Source:Federal Reserve Bank of St. Louis

*t_1 stands for period t-1

*t_2 stands for period t-2

*t1 stands for period t+1

After the DTIs and LTVs are computed, Average DTI over time, Average LTV over time, and DTI vs LTV scatter plot are plotted, revealing a strong correlation with each other.

The last step is the credit loss analysis. A borrower defaulting on a specific LTV/DTI combination is hypothesized. Theoretically, the realized loss (severity) will be the leftover amount in this mortgage (the unpaid balance at default), minus the value of the house if it's auctioned (usually 50% of the current value) since this is retained. The realized loss also needs to include loss in interest, which is the unpaid balance times monthly interest rate times the months left. To calculate the credit loss, the probability of each LTV/DTI combination needs to be determined. First, the smallest and biggest LTV and DTI among the matrices are found. Then, the difference between the smallest and biggest LTV is separated into five even intervals, as well as DTI. After that, the number of LTV/DTI combinations that fall into those LTV/DTI intervals are checked.

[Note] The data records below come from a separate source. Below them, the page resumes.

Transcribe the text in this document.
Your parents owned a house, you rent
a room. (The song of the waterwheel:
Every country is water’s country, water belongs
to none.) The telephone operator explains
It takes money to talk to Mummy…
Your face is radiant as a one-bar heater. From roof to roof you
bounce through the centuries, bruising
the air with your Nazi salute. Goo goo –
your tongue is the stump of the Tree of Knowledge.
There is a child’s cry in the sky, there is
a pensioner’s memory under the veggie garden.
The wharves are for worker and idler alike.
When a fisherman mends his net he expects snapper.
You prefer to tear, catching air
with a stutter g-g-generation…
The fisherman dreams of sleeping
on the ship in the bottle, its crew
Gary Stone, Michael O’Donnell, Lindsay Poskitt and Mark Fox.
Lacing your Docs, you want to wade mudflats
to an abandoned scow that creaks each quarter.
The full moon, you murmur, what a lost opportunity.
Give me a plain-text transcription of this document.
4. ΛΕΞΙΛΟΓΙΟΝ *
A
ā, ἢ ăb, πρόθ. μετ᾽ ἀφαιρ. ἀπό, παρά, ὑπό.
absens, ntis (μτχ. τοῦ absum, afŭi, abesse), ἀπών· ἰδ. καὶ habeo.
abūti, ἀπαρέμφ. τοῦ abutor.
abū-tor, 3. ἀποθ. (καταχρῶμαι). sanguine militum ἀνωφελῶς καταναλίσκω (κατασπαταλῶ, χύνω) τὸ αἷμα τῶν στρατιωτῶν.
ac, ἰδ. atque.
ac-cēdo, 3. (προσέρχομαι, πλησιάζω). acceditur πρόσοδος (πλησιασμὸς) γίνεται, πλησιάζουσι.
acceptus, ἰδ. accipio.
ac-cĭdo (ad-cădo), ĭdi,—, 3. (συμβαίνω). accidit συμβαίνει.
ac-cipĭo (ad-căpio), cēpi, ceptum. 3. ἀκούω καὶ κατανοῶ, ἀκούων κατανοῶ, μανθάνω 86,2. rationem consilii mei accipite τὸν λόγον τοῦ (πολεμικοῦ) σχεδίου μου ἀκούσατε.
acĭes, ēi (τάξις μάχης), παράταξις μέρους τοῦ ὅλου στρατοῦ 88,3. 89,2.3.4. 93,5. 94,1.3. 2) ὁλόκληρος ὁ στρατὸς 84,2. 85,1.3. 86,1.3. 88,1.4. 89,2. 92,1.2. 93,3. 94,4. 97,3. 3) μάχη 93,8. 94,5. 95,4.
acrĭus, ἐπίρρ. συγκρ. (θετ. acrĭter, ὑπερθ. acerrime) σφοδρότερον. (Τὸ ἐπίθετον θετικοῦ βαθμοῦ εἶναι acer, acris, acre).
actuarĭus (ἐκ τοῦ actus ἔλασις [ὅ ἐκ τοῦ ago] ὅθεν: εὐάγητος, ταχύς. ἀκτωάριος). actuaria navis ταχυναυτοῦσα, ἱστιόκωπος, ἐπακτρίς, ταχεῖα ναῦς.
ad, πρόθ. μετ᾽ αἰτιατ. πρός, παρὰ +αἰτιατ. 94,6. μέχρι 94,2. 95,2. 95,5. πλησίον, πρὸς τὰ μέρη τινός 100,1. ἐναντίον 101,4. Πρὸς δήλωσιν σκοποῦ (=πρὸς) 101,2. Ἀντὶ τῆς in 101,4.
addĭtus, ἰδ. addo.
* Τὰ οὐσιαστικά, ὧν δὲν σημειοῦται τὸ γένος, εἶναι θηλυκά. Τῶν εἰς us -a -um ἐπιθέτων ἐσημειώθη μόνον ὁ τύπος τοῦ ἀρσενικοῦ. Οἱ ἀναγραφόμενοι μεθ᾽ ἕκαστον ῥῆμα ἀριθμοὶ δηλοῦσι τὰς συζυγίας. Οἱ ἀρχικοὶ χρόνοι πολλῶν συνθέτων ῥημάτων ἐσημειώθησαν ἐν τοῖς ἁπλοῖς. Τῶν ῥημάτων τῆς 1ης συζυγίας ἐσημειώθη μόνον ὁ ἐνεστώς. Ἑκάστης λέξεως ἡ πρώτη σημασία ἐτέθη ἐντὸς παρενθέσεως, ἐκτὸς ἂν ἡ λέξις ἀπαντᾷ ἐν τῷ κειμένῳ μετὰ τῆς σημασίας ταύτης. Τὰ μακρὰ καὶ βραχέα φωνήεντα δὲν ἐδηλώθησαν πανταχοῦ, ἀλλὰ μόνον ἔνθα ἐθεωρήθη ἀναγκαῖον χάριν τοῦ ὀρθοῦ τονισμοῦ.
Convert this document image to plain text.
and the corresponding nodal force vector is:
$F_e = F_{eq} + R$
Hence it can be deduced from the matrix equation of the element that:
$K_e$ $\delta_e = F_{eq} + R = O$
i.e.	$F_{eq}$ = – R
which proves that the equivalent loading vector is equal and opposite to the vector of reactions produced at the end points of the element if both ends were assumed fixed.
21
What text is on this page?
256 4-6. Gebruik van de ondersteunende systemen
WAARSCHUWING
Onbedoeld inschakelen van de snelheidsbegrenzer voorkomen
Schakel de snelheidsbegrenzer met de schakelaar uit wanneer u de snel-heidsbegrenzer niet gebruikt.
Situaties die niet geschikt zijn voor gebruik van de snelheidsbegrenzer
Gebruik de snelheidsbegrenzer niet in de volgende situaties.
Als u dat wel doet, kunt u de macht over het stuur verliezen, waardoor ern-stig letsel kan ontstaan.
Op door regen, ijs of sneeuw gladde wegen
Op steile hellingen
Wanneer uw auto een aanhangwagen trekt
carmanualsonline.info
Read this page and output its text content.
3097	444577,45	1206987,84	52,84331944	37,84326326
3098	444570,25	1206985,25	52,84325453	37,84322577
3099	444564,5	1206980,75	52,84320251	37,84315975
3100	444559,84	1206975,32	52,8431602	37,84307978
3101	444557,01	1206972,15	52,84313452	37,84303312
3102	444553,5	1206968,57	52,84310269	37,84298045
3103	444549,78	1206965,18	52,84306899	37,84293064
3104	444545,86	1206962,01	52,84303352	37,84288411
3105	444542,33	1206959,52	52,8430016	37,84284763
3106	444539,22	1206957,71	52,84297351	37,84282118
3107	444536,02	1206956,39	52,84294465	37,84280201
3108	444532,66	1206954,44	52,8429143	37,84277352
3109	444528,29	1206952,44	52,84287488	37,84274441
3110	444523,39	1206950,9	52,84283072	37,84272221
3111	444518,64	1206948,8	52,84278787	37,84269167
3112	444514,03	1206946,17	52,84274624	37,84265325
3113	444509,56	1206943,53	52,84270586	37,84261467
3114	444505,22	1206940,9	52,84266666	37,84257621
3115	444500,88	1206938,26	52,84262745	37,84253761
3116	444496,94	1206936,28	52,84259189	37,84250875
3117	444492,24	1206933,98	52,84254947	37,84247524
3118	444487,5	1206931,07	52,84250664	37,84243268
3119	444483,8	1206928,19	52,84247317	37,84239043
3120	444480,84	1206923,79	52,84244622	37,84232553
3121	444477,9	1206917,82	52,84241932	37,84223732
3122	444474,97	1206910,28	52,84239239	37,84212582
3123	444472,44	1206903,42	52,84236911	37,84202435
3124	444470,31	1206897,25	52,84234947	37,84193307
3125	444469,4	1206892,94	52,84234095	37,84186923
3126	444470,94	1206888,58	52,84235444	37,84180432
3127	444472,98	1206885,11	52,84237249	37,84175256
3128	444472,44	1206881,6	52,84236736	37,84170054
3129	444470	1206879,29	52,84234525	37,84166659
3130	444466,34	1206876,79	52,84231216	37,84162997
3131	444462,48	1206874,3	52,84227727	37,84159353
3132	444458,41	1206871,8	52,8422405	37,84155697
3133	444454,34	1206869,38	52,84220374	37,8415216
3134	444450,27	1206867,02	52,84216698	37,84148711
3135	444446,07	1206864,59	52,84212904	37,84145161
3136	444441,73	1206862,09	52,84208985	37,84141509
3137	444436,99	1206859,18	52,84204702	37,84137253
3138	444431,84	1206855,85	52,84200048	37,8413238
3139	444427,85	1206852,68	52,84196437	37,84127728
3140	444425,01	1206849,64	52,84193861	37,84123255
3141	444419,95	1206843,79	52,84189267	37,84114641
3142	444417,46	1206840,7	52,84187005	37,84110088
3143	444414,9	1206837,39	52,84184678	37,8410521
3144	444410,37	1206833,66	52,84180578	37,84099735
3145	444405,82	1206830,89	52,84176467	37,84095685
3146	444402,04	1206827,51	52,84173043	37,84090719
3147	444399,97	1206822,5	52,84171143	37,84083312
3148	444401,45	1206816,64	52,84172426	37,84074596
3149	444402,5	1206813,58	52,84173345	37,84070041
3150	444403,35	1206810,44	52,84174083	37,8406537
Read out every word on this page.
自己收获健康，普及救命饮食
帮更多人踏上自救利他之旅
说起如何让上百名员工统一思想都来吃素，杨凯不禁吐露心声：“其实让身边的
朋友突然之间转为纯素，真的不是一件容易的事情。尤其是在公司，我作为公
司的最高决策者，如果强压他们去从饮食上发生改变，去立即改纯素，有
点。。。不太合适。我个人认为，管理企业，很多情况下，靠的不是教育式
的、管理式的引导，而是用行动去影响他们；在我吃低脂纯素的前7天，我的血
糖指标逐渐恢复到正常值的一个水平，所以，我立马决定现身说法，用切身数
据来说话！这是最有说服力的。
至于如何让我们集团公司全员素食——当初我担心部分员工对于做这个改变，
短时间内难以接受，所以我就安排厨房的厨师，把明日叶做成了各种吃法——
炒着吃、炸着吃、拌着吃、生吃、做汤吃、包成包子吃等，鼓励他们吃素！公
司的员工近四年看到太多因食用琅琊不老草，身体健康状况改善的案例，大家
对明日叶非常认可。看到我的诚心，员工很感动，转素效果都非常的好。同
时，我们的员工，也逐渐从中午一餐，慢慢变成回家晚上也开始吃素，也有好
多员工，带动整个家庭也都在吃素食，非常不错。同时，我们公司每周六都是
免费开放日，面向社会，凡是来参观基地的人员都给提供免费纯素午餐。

These numbers are counted in each interval and divided by 360,000, which is the total number of LTV/DTI combinations, to obtain the probability of each interval. For the last step, the average realized loss is multiplied by the probability of each interval, resulting in the credit loss for each interval.

4. Conclusions

For lenders, LTV and DTI are two crucial indicators that must be taken into consideration. The loan to value ratio helps investors to measure how much of a property’s value is borrowed so that they can assess the risk of the loan. The debt-to-income ratio helps investors to understand how much of the income of borrowers will be paid as debt payment.

In this study, credit loss is simulated under different LTV/DTI values by running VAR models for various macroeconomic factors. The results show that when the DTI is fixed within the range of 3.0243 and 3.50345, the credit loss increases as the LTV interval goes up. The credit loss reaches the maximum value when DTI is within the range of 3.0243 and 3.50345, and LTV is within the range of 0.5858023 and 0.7322529. When LTV is fixed within the range of 0.5858023 and 0.7322529, the credit loss declines as the DTI interval goes up. The credit loss reaches the minimum value when LTV is within the range of 0.5858023 and 0.7322529, and DTI is within the range of 4.940898 and 5.420048. However, it is interesting that all credit loss is centered when DTI is within the bucket of 3.0243 and 3.50345. Except when LTV is within the highest bucket, no credit loss is found when DTI is greater than 3.50345.

Three conclusions are drawn from this analysis. First, an increase in LTV undoubtedly leads to an increase in credit losses. Secondly, when LTV is high, the increase in DTI will further amplify the credit loss. Thirdly, in the case of low LTV, the change in DTI has little impact on credit losses (almost no change). These conclusions correspond to the financial logic in the real world, as when the borrower has a low-down payment (high LTV) and a high debt level (high DTI), both the chance of a credit event and the amount of credit loss will increase significantly.